Adapun usaha zonasi kawasan perlindungan (kawasan konservasi) ideal adalah usaha mengakomodasi berbagai kebutuhan akan ruang dari keseluruhan akan komponen lingkungan hidup. Akan tetapi tidak menutup kemungkinan usaha konsevasi lebih difokuskan pada perlindungan beberapa komponen saja, misalnya flora & fauna tentu saja karena sifatnya yang unik (bukan karena fungsi alamiah lingkungan). Sementara masyarakat dalam kontek masyarakat adat yang berbeda di sekitar kawasan konservasi yang dianggap tidak unik bukan menjadi fokus pengelolaan. Hal ini tidak menjadi masalah bila masyarakat di sekitar kawasan konservasi memang tidak berkepentingan langsung terhadap ruang (katakanlah kalau masyarakatnya adalah pengusaha semua). Akan tetapi dapat dihitung permasalahan yang timbul misalnya, jika masyarakat di sekitar kawasan untuk memenuhi tingkat hidup sederhana saja harus memanfaatkan tanah pertanian 1 Ha per keluarga, sedangkan tanah yang tersedia terbatas. Pada gilirannya terjadi konflik ekonomi di mana masyarakat dengan luas kepemilikan tanah yang sempit akan tidak berdaya memenuhi kebutuhannya. Apalagi ditambah akses pasar yang sulit terhadap hasil pertaniannya. Ini konsekuensi yang harus juga ditanggung oleh para pengelolaan kawasan konservasi.

KONFLIK HUKUM

Zona kawasan konservasi yang diharapkan efektif tentu harus didukung oleh tersedianya perangkat hukum yang memadai. Pembangunan perangkat hukum harus diusahakan mampu mengakomodasi semua kepentingan. Perangkat hukum yang belum mengakomodasi berbagai kepentingan hanya asti akan menambah permasalahan pengelolaan suatu kawasan konservasi. Perangkat hukum yang mengatur berkait dengan keruangan di Indonesia, untuk sekarang setidaknya kita kenal ada Undang-undang Pokok Agraria (UUPA 1960), UU Pengelolaan Hutan, UU Lingkungan Hidup, UU Pertambangan, UU Tata Ruang, dll, serta sejumlah perangkat perundang-undangan turunannya.

Kaitannya dengan pengelolaan kawasan konservasi dapat dijelaskan bahwa pada hakekatnya kawasan konservasi merupakan hasil dari ide pengelolaan ruang berupa zonasi dengan pertimbangan dan tujuan tertentu yang dinyatakan dengan kesepakatan perundangan.

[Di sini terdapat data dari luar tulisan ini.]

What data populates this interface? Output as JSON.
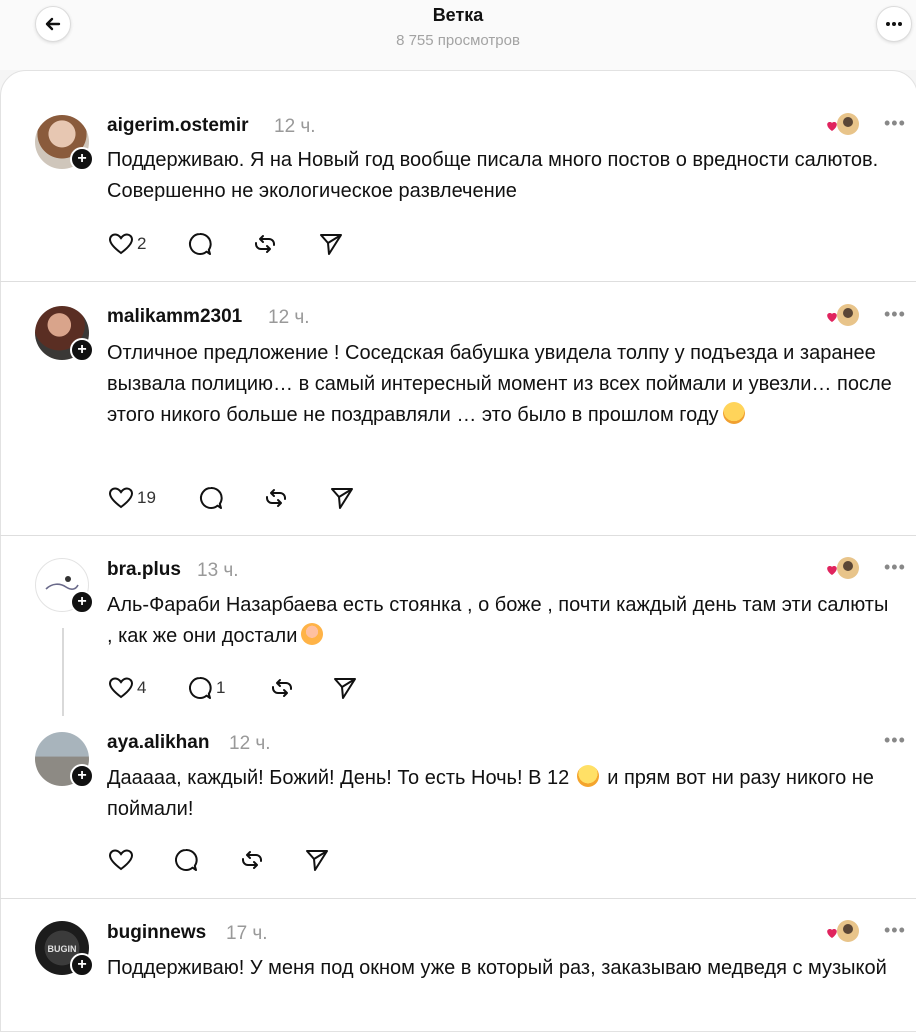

Artinya proyek berupa ruang muka bumi tertentu dilindungi untuk tujuan tertentu yang diperkuat dengan hukum yang mengaturnya. Akhirnya kawasan konservasi memiliki batas hukum secara keruangan. Persoalannya adalah kawasan konservasi akan berhadapan dengan berbagai perangkat hukum disekitarnya. Objeknya sama-sama ruang muka bumi (kawasan konservasi) tapi sumber perangkat hukumnya tidak tunggal. Kemudian yang menjadi pertanyaan adalah bagaimana peran UUPA menyikapi kawasan konservasi? (ini menyangkut dua aspek pengusaan & pengusaan tanah), bagaimana UU Tata Ruang mengaturnya? Karena kawasan konservasi juga bagian dari wilayah kerja suatu daerah administrasi. Belum lagi bila ada kawasan konservasi ada usuha pertambangan rakyat atau negara (tentunya harus mengikuti UU Pertambangan) dan pada bagian mana UU Lingkungan Hidup dapat peran?

Pertanyaan-pertanyaan di atas merupakan fakta kondisi hukum yang berhubung dengan pengelolaan kawasan konservasi. Yang paling jelas barangkali adalah konflik tentang tata batas antara kawasan konservasi dengan masyarakat adat disekitarnya. Kawasan konservasi ditentukan secara hukum jauh setelah masyarakat punya kekuatan hukum (hukum adat misalnya). Sedangkan hukum adat masih dapat digunakan berdasarkan ketentuan UUPA. Di sisi lain masyarakat bukan merupakan bagian dari ide pengelolaan kawasan konservasi meskipun secara keruangan wilayahnya termasuk kawasan konservasi. Kesimpulannya dapat terjadi konflik hukum antara kepentingan masyarakat dengan kepentingan kawasan konservasi.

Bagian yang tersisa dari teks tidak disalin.